TEL AVIV — Among the crop of Israeli defense minister candidates bitterly duking it out before the nation goes to the polls March 17, not one of them would be considered dovish on matters of national security.
This is because when it comes to radical Islamic threats, the Israeli public across the spectrum wants to rally around a party that will be strong on defense.
"At the end of the day, Israel is facing serious challenges by enemies that clearly want to destroy it," Shamir said. "Yes, sometimes there are arguments about tactical issues — what we in the military call 'force structure.' But these are serious issues with big money and mistakes can cost you dearly."

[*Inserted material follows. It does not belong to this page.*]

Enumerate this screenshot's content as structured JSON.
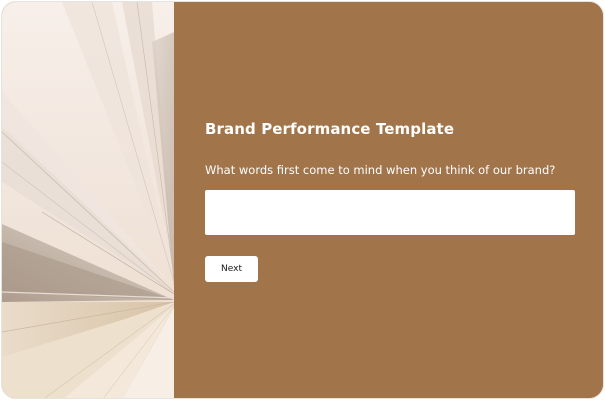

"I think Hezbollah and Iran must be deterred from operating against us from [Syria]…we cannot allow the build-up of this hostile force against us from the Golan," Yadlin told the Israeli news site Ynet.
Across the political spectrum, the major difference is that those to the right of Netanyahu accuse him of not being harsh enough when it comes to striking back at external threats.

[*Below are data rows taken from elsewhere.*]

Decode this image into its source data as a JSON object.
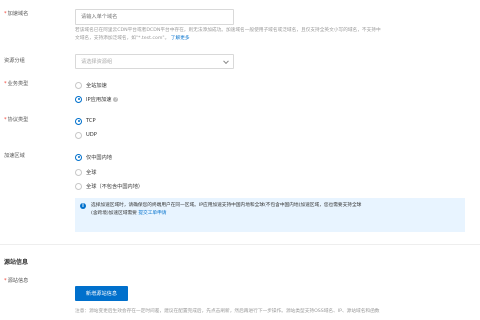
{
  "form": {
    "domain": {
      "label": "加速域名",
      "placeholder": "请输入单个域名",
      "help_line1": "若该域名已在阿里云CDN平台或者DCDN平台中存在，则无法添加成功。加速域名一般使用子域名或泛域名，且仅支持全英文小写的域名，不支持中",
      "help_line2": "文域名，支持添加泛域名，如\"*.test.com\"。",
      "help_link": "了解更多"
    },
    "resource_group": {
      "label": "资源分组",
      "placeholder": "请选择资源组"
    },
    "business_type": {
      "label": "业务类型",
      "options": [
        "全站加速",
        "IP应用加速"
      ],
      "selected_index": 1
    },
    "protocol_type": {
      "label": "协议类型",
      "options": [
        "TCP",
        "UDP"
      ],
      "selected_index": 0
    },
    "accel_region": {
      "label": "加速区域",
      "options": [
        "仅中国内地",
        "全球",
        "全球（不包含中国内地）"
      ],
      "selected_index": 0
    },
    "info": {
      "line1": "选择加速区域时，请确保您的终端用户在同一区域。IP应用加速支持中国内地和全球(不包含中国内地)加速区域，您也需要支持全球",
      "line2": "(含跨境)加速区域需要",
      "link": "提交工单申请"
    }
  },
  "origin": {
    "section_title": "源站信息",
    "label": "源站信息",
    "add_button": "新增源站信息",
    "note": "注意：源站变更后生效会存在一定时间差，建议在配置完成后，先点击刷新，然后再进行下一步操作。源站类型支持OSS域名、IP、源站域名和函数"
  },
  "colors": {
    "primary": "#0070cc",
    "required": "#f04134",
    "info_bg": "#e8f4ff"
  }
}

Despite an abysmal showing in recent polls (his party is hovering around five seats, which puts him a hair above the electoral threshold), Lieberman is determined to snag the coveted defense portfolio and has spent much of the campaign sparring against current Defense Minister Moshe Ya'alon.
Lieberman's objections not withstanding, with Likud enjoying a marginal lead in the polls, Ya'alon has a high chance of holding onto his job after the election.
He, too, has presented a hardline, no holds barred, perspective on security. "We must determine the rules of the game and not allow Hezbollah to initiate as they wish," he said after the strike.
As for Iran, all candidates are weary of the deal being cooked up, but do differ on how that angst can be channeled. "We share the same national security goal, here you can't have a page between us. But we think the way that Netanyahu is handling the Iranian issue is counterproductive. We will never support a bad deal, but we will never go against the P5+1," Yadlin told the Israeli radio station for English speakers, TLV1 on Feb. 18.
The other viable candidate is former Netanyahu adviser Naftali Bennett. Once deemed Netanyahu's closest confidant, the current economy minister has vehemently opposed Netanyahu's policies since he joined the far-right National Religious Jewish Home party.
"We're stopping the flow of radical Islam from flowing from Iran and Iraq all the way to Europe," he said in a campaign video where he is seen perched upon a West Bank hilltop. "When we fight terror here, we're protecting London, Paris and Madrid," he said.
The complex Palestinian conflict divides not only the politicians, but the Israeli public as well, and consensus or anything resembling one is elusive at best.